The offer and sale of the foregoing securities were made by Outlook Therapeutics in a private placement under Section 4(a)(2) of the Securities Act of 1933, as amended (the "Act"), and/or Regulation D promulgated thereunder, and such securities have not been registered under the Act or applicable state securities laws. Accordingly, such securities may not be offered or sold in the United States except pursuant to an effective registration statement or an applicable exemption from the registration requirements of the Act and such applicable state securities laws. Outlook Therapeutics has agreed to file a resale registration statement with the U.S. Securities and Exchange Commission for purposes of registering the resale of the common stock issued or issuable in connection with the private placement.

This press release shall not constitute an offer to sell or a solicitation of an offer to buy any of the securities described herein nor shall there be any sale of these securities in any state or other jurisdiction in which such offer, solicitation or sale would be unlawful prior to the registration or qualification under the securities laws of any such state or other jurisdiction.

About ONS-5010 / LYTENAVA (bevacizumab-vikg, bevacizumab gamma)

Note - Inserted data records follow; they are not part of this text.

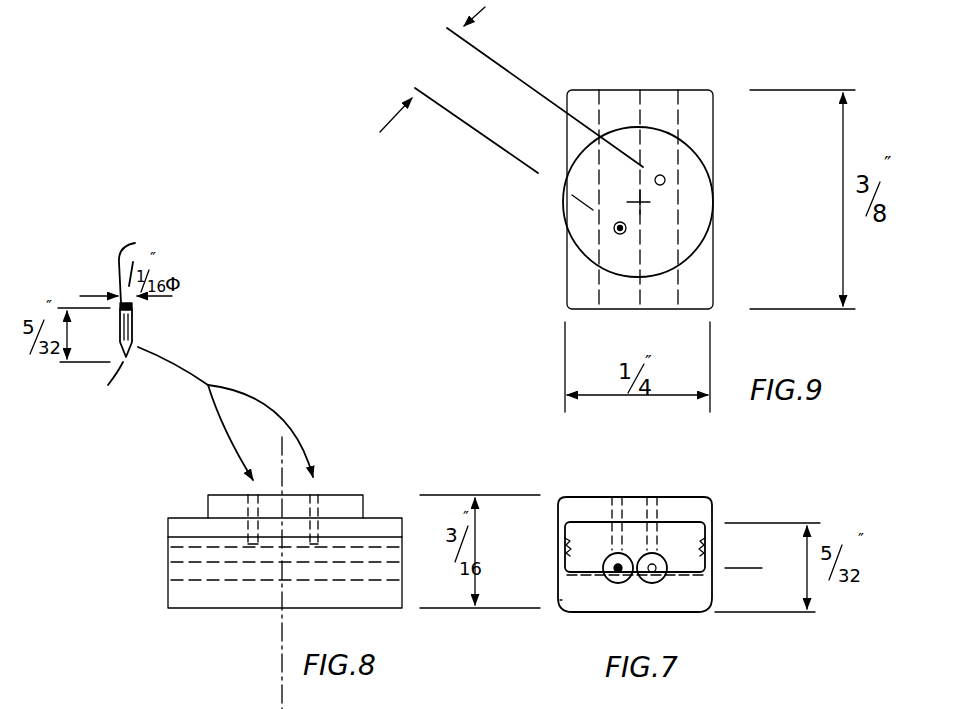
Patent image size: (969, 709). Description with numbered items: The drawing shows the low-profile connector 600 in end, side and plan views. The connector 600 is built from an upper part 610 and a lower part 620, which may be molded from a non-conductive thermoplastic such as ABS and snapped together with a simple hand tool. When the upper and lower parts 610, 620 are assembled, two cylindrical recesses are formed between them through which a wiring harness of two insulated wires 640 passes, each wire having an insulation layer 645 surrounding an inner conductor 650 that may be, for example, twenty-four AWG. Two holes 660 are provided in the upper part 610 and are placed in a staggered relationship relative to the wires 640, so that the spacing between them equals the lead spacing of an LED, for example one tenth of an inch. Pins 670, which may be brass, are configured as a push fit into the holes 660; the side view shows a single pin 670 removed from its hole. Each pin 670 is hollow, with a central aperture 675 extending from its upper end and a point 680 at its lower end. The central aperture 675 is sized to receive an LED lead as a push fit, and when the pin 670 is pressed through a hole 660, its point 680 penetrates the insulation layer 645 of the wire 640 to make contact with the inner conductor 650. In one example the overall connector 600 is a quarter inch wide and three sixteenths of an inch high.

In FIG. 9, the low-profile connector 600 is at (563, 228).
In FIG. 7, the upper part 610 is at (582, 508).
In FIG. 7, the lower part 620 is at (683, 602).
In FIG. 7, the insulated wires 640 is at (618, 553).
In FIG. 7, the insulation layer 645 is at (652, 568).
In FIG. 7, the inner conductor 650 is at (617, 568).
In FIG. 9, the holes 660 is at (625, 226).
In FIG. 8, the holes 660 is at (257, 497).
In FIG. 8, the pins 670 is at (143, 328).
In FIG. 8, the central aperture 675 is at (156, 263).
In FIG. 8, the point 680 is at (99, 394).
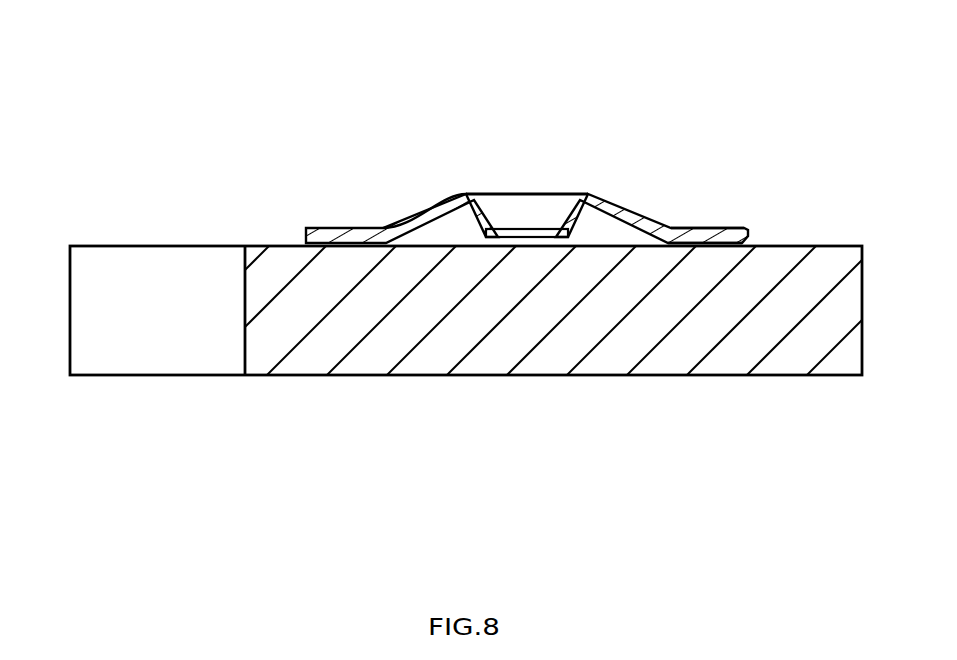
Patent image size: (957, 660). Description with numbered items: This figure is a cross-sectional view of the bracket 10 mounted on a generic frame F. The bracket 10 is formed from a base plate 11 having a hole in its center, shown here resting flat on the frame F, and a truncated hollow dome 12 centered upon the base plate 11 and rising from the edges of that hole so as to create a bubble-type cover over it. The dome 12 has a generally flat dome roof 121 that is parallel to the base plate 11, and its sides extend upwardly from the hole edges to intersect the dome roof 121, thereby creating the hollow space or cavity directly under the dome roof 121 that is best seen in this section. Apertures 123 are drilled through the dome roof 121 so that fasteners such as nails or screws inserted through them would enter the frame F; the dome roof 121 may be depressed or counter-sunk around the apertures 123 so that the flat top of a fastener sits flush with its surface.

The frame F is at (173, 268).
The bracket 10 is at (318, 221).
The base plate 11 is at (728, 226).
The dome 12 is at (413, 217).
The dome roof 121 is at (542, 194).
The apertures 123 is at (518, 229).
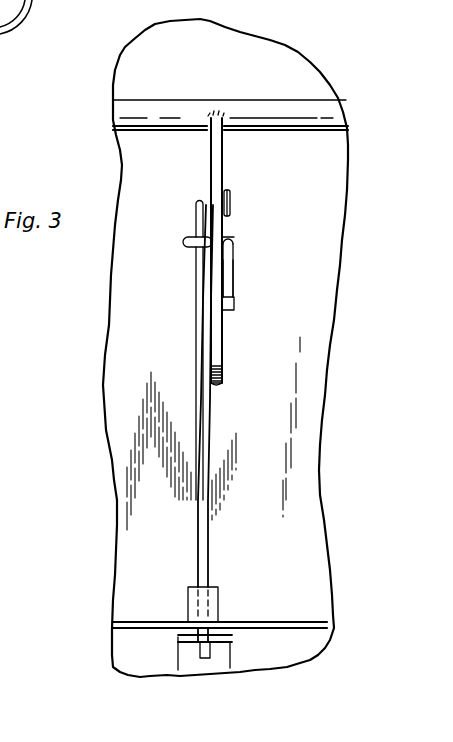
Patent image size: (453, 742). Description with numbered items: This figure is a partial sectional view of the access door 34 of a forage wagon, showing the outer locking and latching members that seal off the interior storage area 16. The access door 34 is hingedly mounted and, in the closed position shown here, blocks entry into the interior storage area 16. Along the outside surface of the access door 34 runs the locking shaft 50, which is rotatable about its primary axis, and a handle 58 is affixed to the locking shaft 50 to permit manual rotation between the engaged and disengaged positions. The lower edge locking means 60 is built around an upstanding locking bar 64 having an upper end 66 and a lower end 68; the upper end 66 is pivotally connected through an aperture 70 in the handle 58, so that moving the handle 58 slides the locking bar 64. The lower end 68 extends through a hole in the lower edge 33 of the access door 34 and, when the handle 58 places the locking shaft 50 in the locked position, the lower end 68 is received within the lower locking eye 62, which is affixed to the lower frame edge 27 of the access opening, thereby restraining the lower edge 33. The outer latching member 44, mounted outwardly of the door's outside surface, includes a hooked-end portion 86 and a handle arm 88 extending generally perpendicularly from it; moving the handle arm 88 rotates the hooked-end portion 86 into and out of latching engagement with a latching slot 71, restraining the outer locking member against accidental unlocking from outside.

The interior storage area 16 is at (234, 243).
The lower frame edge 27 is at (221, 645).
The lower edge 33 is at (297, 620).
The access door 34 is at (164, 350).
The outer latching member 44 is at (240, 259).
The locking shaft 50 is at (157, 108).
The handle 58 is at (222, 148).
The lower edge locking means 60 is at (188, 565).
The lower locking eye 62 is at (177, 637).
The locking bar 64 is at (204, 413).
The upper end 66 is at (203, 198).
The lower end 68 is at (200, 652).
The aperture 70 is at (230, 196).
The latching slot 71 is at (212, 254).
The hooked-end portion 86 is at (233, 231).
The handle arm 88 is at (235, 303).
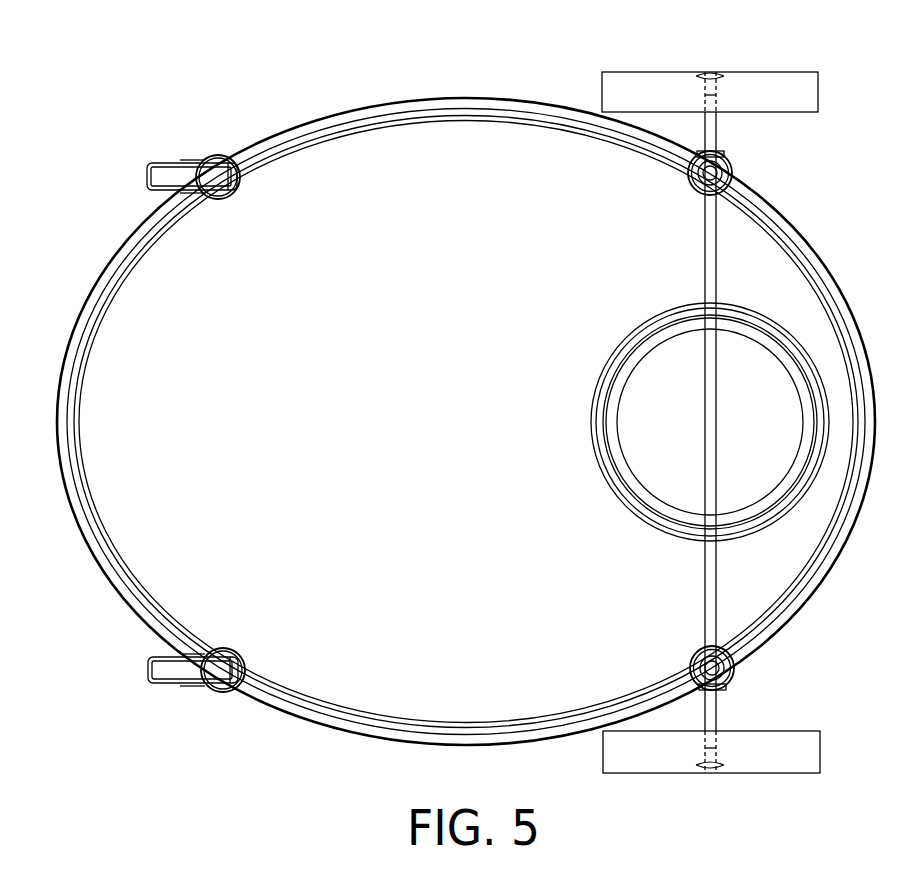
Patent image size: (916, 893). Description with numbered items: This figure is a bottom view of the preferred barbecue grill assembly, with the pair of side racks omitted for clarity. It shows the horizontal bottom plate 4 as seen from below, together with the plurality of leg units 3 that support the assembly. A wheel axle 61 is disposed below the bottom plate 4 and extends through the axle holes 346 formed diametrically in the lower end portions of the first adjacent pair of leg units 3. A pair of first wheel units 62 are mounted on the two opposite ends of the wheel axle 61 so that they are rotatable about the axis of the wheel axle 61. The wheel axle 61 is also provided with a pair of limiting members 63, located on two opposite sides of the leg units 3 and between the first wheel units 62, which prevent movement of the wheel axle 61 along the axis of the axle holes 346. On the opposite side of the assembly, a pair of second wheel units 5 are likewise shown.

The leg unit 3 is at (736, 362).
The bottom plate 4 is at (772, 273).
The second wheel unit 5 is at (193, 160).
The wheel axle 61 is at (708, 252).
The first wheel unit 62 is at (767, 77).
The limiting member 63 is at (723, 155).
The axle hole 346 is at (727, 173).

ONS-5010/LYTENAVA is an investigational ophthalmic formulation of bevacizumab under development as an intravitreal injection for the treatment of wet AMD and other retinal diseases. Because no FDA or European Commission approved ophthalmic formulations of bevacizumab are available currently, clinicians wishing to treat retinal patients with bevacizumab have had to use repackaged IV bevacizumab provided by compounding pharmacies—products that have known risks of contamination and inconsistent potency and availability. If approved, ONS-5010/LYTENAVA would provide an approved option for physicians to treat wet AMD.

Bevacizumab-vikg/bevacizumab gamma is a recombinant humanized monoclonal antibody (mAb) that selectively binds with high affinity to all isoforms of human vascular endothelial growth factor (VEGF) and neutralizes VEGF’s biologic activity through a steric blocking of the binding of VEGF to its receptors Flt-1 (VEGFR-1) and KDR (VEGFR-2) on the surface of endothelial cells. Following intravitreal injection, the binding of bevacizumab-vikg to VEGF prevents the interaction of VEGF with its receptors on the surface of endothelial cells, reducing endothelial cell proliferation, vascular leakage, and new blood vessel formation in the retina.